Gears

Hello everyone, In this page, I will describe:

1. The definition of gear module, pitch circular diameter and the relationship between gear module, pitch circular diameter and number of teeth.

2. The relationship between gear ratio (speed ratio) and output speed, between gear ratio and torque for a pair of gears.

3. How I can design a better hand-squeezed fan, including the sketches

4. How my practical team arranged the gears provided in the practical to raise the water bottle, consisting of:

5. Calculation of the gear ratio (speed ratio)

6. The photo of the actual gear layout.

7. Calculation of the number of revolutions required to rotate the crank handle.

8. The video of the turning of the gears to lift the water bottle.

9. My Learning reflection on the gears activities.

To start off, here is my CPDD practical group! I will be stuck with them for every subsequent practical.

So what are gears?

They are basically wheels with teeth that works with other gears to transfer rotation and forces.

These are the definition of gear module, pitch circular diameter and the relationship between gear module, pitch circular diameter and number of teeth:

Gear module refers to the size of the gear teeth.

The unit is mm.

The larger a module number, the larger is the size of the teeth.

Gears that mesh together have the same module.

Pitch Circular Diameter is the imaginary circle that passes through the contact point between two meshing gears.

It represents the diameters of two friction rollers in contact and moves at the same linear velocity.

Gear module = pitch circular diameter / number of teeth

Below is the relationship between gear ratio (speed ratio) and output speed for a pair of gears.

Gear Ratio = input speed / output speed

Speed Ratio = output speed/ input speed

Below is the relationship between gear ratio and torque for a pair of gears.

When gear ratio increase, torque increases.

Activity 1: Lifting water using gears

Below are the description on how my practical team arranged the gears provided in the practical to raise the water bottle.
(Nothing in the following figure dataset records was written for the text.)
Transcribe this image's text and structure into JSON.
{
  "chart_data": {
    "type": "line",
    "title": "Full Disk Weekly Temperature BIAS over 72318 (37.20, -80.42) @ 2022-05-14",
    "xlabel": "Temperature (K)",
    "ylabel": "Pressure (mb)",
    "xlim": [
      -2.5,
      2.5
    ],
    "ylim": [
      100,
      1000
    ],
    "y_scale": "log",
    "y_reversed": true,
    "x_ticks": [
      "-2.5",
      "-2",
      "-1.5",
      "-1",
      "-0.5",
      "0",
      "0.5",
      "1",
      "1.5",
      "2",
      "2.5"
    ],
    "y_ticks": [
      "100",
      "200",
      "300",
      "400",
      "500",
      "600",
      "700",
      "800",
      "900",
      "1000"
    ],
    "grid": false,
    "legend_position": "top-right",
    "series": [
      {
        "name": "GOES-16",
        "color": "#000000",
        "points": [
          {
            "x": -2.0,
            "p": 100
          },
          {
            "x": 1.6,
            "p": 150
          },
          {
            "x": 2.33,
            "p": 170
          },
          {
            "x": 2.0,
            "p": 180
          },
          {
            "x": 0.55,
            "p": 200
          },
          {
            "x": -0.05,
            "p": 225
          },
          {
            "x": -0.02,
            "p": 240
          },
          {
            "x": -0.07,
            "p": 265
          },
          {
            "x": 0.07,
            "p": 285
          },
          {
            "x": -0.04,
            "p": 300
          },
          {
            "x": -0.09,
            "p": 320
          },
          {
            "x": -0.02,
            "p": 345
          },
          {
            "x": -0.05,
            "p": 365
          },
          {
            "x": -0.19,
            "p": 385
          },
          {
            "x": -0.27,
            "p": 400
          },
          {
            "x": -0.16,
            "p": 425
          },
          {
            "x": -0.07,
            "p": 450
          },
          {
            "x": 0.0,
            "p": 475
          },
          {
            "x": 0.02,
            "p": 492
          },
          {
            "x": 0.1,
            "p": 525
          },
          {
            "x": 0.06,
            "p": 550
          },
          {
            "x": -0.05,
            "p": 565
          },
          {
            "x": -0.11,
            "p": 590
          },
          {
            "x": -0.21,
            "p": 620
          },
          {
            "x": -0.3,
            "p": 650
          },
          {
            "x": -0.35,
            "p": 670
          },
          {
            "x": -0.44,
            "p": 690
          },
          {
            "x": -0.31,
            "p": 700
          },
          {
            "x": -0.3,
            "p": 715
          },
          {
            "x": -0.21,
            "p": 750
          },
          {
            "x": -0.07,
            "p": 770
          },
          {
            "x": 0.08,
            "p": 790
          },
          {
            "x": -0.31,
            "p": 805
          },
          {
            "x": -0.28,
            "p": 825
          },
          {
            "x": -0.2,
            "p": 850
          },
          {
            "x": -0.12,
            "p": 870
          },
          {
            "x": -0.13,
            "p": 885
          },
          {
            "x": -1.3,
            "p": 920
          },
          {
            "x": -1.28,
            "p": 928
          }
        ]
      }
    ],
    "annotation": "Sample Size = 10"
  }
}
Calculation of the gear ratio (speed ratio):

40/30 40/20 20/40 30/40 30/30 40/30 40/40

Gear ratio = 40/30 x 40/20 x 20/40 x 30/40 x 30/30 x 40/30 x 40/40

= 4/3

= 1.33333333

The photo of the actual gear layout:

Calculation of the number of revolutions required to rotate the crank handle.
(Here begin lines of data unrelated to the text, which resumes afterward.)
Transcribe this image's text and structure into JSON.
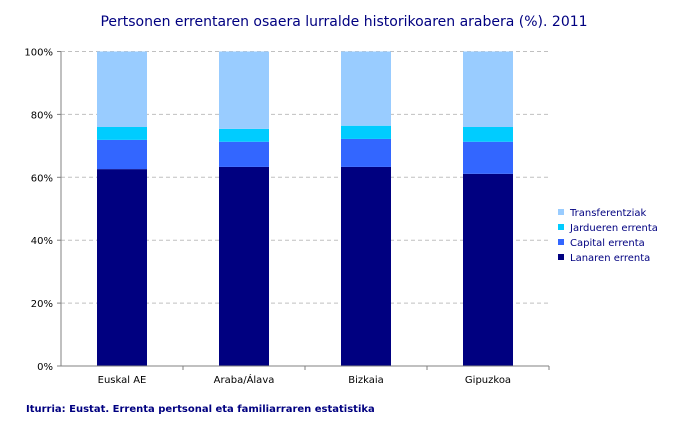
{
  "chart_data": {
    "type": "bar",
    "stacked": true,
    "title": "Pertsonen errentaren osaera lurralde historikoaren arabera (%). 2011",
    "source": "Iturria: Eustat. Errenta pertsonal eta familiarraren estatistika",
    "categories": [
      "Euskal AE",
      "Araba/Álava",
      "Bizkaia",
      "Gipuzkoa"
    ],
    "ylim": [
      0,
      100
    ],
    "yticks": [
      "0%",
      "20%",
      "40%",
      "60%",
      "80%",
      "100%"
    ],
    "grid": true,
    "legend_position": "right",
    "series": [
      {
        "name": "Lanaren errenta",
        "color": "#000080",
        "values": [
          62.6,
          63.3,
          63.3,
          61.1
        ]
      },
      {
        "name": "Capital errenta",
        "color": "#3366FF",
        "values": [
          9.3,
          8.0,
          8.9,
          10.2
        ]
      },
      {
        "name": "Jardueren errenta",
        "color": "#00CCFF",
        "values": [
          4.1,
          4.1,
          4.2,
          4.7
        ]
      },
      {
        "name": "Transferentziak",
        "color": "#99CCFF",
        "values": [
          24.0,
          24.6,
          23.6,
          24.0
        ]
      }
    ]
  }
}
Diameter of the winch = 22 mm

Distance travelled by the output gear = Distance travelled by the water = 20cm =200mm

RPM2 = 200/22π = 2.89 rotations

Gear ratio = RPM1/RPM2

4/3 = RPM1/2.89 rotations

RPM1 = 4/3 x 2.89 rotations

= 3.853 rotations

Video of the turning of the gears to lift the water bottle:

From our video, the number of revolutions in the output wheel was approximately 3

Activity 2: hand powered fan

Video of the fan in action:

Below are the proposed design to make the hand-squeezed fan better:

1. the output gear can be smaller, and the input gear can be larger

this is so that one squeeze of the handle can have more rotations of the fan.

Calculations

original:

gear ratio = 10/20 x 9/20 x 9/20

= 0.101

speed ratio = 1/0.101

= 10.1

1 rotation of the output gear = 10.1 rotations of input gear

new:

gear ratio = 10/30 x 9/20 x 5/20

= 0.0375

speed ratio = 1/0.0375

= 26.66

1 rotation of the output gear = 26.66 rotations of input gear

2. A spring can be attached between the handle and the body of the fan

this is so that users need not pull the handle out after squeezing it to complete 1 rotation

My Learning Reflection on the gears activities:

Before this practical, I already sort of knew how gears work as they are everywhere in our daily lives. It was pretty obvious that a smaller gear would turn faster than a larger gear. However, what I did not know was that a smaller gear would have a lower torque as compared to a larger gear.

In the practical, I just did some of the questions that were unmarked in the first half. I then passed the remaining questions to Gayathri to complete and went to assemble the hand-squeezed fan with Redza. While all of this was happening, Enzo and Ryan did activity 1. We did this so as to save time so that we have enough time for the quiz at the end.

I felt that I should have read the instructions for both activities despite not participating in activity 1. We should have done calculations first in order to determine the best gear configuration. Enzo and Ryan set up the gears on the board right away when we could begin our experiment. Our group had a gear ratio of 1.333 which is okay as it is more than 1 but another group managed to get 26. This had taught me that planning ahead is more important than completing the experiment quickly.